As far as I know it has not got distribution yet, which is a bummer since it’s a stunning film that can inspire the whole family. There is also a beautiful companion book by the same name. You can decide for yourself by viewing the trailer here: Unbranded

Telluride Mountain Film Festival-Kerry O'Brien

Though I got to see all the films I “worked” checking tickets and passes, while also enjoying my omnificent power (Urban Dictionary: having unlimited awesomeness, being all-awesome), there were dozens of great films I did not get to see. Sigh. Here’s a few of the favorites I actually did see. (Yes, cold and rainy was the order of the week.)

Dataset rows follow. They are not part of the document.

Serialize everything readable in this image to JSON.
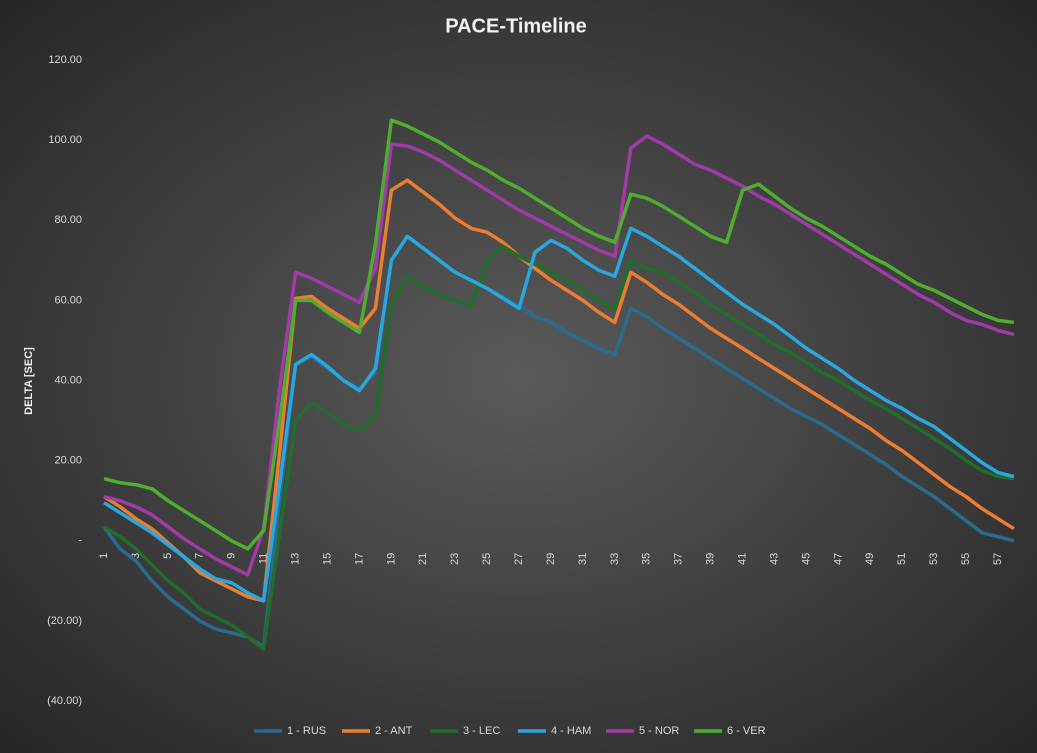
{
  "chart_data": {
    "type": "line",
    "title": "PACE-Timeline",
    "y_label": "DELTA [SEC]",
    "categories": [
      1,
      null,
      3,
      null,
      5,
      null,
      7,
      null,
      9,
      null,
      11,
      null,
      13,
      null,
      15,
      null,
      17,
      null,
      19,
      null,
      21,
      null,
      23,
      null,
      25,
      null,
      27,
      null,
      29,
      null,
      31,
      null,
      33,
      null,
      35,
      null,
      37,
      null,
      39,
      null,
      41,
      null,
      43,
      null,
      45,
      null,
      47,
      null,
      49,
      null,
      51,
      null,
      53,
      null,
      55,
      null,
      57,
      null
    ],
    "ylim": [
      -40,
      120
    ],
    "yticks": [
      {
        "value": -40,
        "label": "(40.00)"
      },
      {
        "value": -20,
        "label": "(20.00)"
      },
      {
        "value": 0,
        "label": "-"
      },
      {
        "value": 20,
        "label": "20.00"
      },
      {
        "value": 40,
        "label": "40.00"
      },
      {
        "value": 60,
        "label": "60.00"
      },
      {
        "value": 80,
        "label": "80.00"
      },
      {
        "value": 100,
        "label": "100.00"
      },
      {
        "value": 120,
        "label": "120.00"
      }
    ],
    "grid": false,
    "legend": "bottom",
    "series": [
      {
        "name": "1 - RUS",
        "color": "#2a6b90",
        "values": [
          3.5,
          -2,
          -5,
          -10,
          -14,
          -17,
          -20,
          -22,
          -23,
          -24,
          -26.5,
          10,
          44,
          46,
          43,
          40,
          38,
          42,
          70,
          76,
          73,
          70,
          67,
          65,
          63,
          61,
          58.5,
          56,
          54.5,
          52,
          50,
          48,
          46.5,
          58,
          56,
          53,
          50.5,
          48,
          45.5,
          43,
          40.5,
          38,
          35.5,
          33,
          31,
          29,
          26.5,
          24,
          21.5,
          19,
          16,
          13.5,
          11,
          8,
          5,
          2,
          1,
          0
        ]
      },
      {
        "name": "2 - ANT",
        "color": "#ed7d31",
        "values": [
          11,
          8.5,
          5.5,
          3,
          -0.5,
          -4,
          -8,
          -10,
          -12,
          -14,
          -15,
          22,
          60.5,
          61,
          58,
          55.5,
          53,
          58,
          87.5,
          90,
          87,
          84,
          80.5,
          78,
          77,
          74.5,
          71,
          68,
          65,
          62.5,
          60,
          57,
          54.5,
          67,
          64.5,
          61.5,
          59,
          56,
          53,
          50.5,
          48,
          45.5,
          43,
          40.5,
          38,
          35.5,
          33,
          30.5,
          28,
          25,
          22.5,
          19.5,
          16.5,
          13.5,
          11,
          8,
          5.5,
          3
        ]
      },
      {
        "name": "3 - LEC",
        "color": "#1f6e2b",
        "values": [
          3.5,
          1,
          -2,
          -6,
          -10,
          -13,
          -17,
          -19,
          -21,
          -24,
          -27,
          2,
          30,
          34.5,
          32,
          29,
          27.5,
          31,
          59,
          66,
          63.5,
          61.5,
          60,
          58.5,
          70,
          73.5,
          71,
          69,
          67,
          65,
          62.5,
          60,
          58,
          70,
          68,
          67,
          64.5,
          62,
          59,
          56.5,
          54,
          51.5,
          49,
          47,
          44.5,
          42,
          40,
          37.5,
          35,
          33,
          30.5,
          28,
          25.5,
          23,
          20,
          17.5,
          16,
          15.5
        ]
      },
      {
        "name": "4 - HAM",
        "color": "#29a8e0",
        "values": [
          9.5,
          7,
          4.5,
          2,
          -1,
          -4,
          -7,
          -9.5,
          -10.5,
          -13,
          -15,
          14,
          44,
          46.5,
          43.5,
          40,
          37.5,
          43,
          70,
          76,
          73,
          70,
          67,
          65,
          63,
          60.5,
          58,
          72,
          75,
          73,
          70,
          67.5,
          66,
          78,
          76,
          73.5,
          71,
          68,
          65,
          62,
          59,
          56.5,
          54,
          51,
          48,
          45.5,
          43,
          40,
          37.5,
          35,
          33,
          30.5,
          28.5,
          25.5,
          22.5,
          19.5,
          17,
          16
        ]
      },
      {
        "name": "5 - NOR",
        "color": "#a23aa8",
        "values": [
          11,
          10,
          8.5,
          6.5,
          3.5,
          0.5,
          -2,
          -4.5,
          -6.5,
          -8.5,
          3,
          38,
          67,
          65.5,
          63.5,
          61.5,
          59.5,
          68,
          99,
          98.5,
          97,
          95,
          92.5,
          90,
          87.5,
          85,
          82.5,
          80.5,
          78.5,
          76.5,
          74.5,
          72.5,
          71,
          98,
          101,
          99,
          96.5,
          94,
          92.5,
          90.5,
          88.5,
          86,
          84,
          81.5,
          79,
          76.5,
          74,
          71.5,
          69,
          66.5,
          64,
          61.5,
          59.5,
          57,
          55,
          54,
          52.5,
          51.5
        ]
      },
      {
        "name": "6 - VER",
        "color": "#4fae30",
        "values": [
          15.5,
          14.5,
          14,
          13,
          10,
          7.5,
          5,
          2.5,
          0,
          -2,
          2.5,
          30,
          60,
          60,
          57,
          54.5,
          52,
          74,
          105,
          103.5,
          101.5,
          99.5,
          97,
          94.5,
          92.5,
          90,
          88,
          85.5,
          83,
          80.5,
          78,
          76,
          74.5,
          86.5,
          85.5,
          83.5,
          81,
          78.5,
          76,
          74.5,
          87.5,
          89,
          86,
          83,
          80.5,
          78.5,
          76,
          73.5,
          71,
          69,
          66.5,
          64,
          62.5,
          60.5,
          58.5,
          56.5,
          55,
          54.5
        ]
      }
    ]
  }
}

Racing Extinction a film by Oscar®-winner Louie Psihoyos (who also directed The Cove), is a life changer. The ominous title and shocking undercover footage is offset by hope in the things we can do to alter our course, along with amazing art and technology. Mind-blowing and encompassing, you won’t look at our world the same way. Racing Extinction was picked up by Discovery Channel who plans a theatrical run in the United States and video-on-demand release. In the Q&A, Phihoyos said it will be available to screen for free in schools. If you have kids in school, I highly recommend looking into getting a screening for your school. View the trailer here: Racing Extinction

Rolling Papers was a humorous look at the Denver Post’s award winning coverage of Colorado’s first year of legalized marijuana. Lots of laughs, but also raising questions that are mostly unanswered as Colorado (and Washington) find their way through the maze of this ground breaking legislation. Which by the way, has put to rest the hysteria about increased crime and drug addiction. DUI and criminal arrests for drug use are down. A lot. I don’t have hard stats, but I’m sure it’s put a dent in the Cartel biz as well. In addition it showed how an award winning but declining newspaper has adapted to new readership and media outlets. Did I mention funny? View the trailer here: Rolling Papers

In Afghanistan under the Taliban photography was a crime until 2001. Frame by Frame was a difficult, inspiring film about four Afghani photojournalists, three men and a woman, Farzana Wahidy, who risk their lives working to rebuild a free press in Afghanistan. Farzana has won numerous humanitarian awards for her work for women’s rights and immolation victims. I had the honor of meeting her and the other journalists. Really puts things in perspective when you meet people who are doing such difficult, heartbreaking and important work. I strongly recommend seeking out this courageous film. The trailer and screening schedule are here: Frame by Frame

There were so many fantastic films. I expect Academy Award nominations for Unbranded, Racing Extinction and Frame by Frame so see them if you can.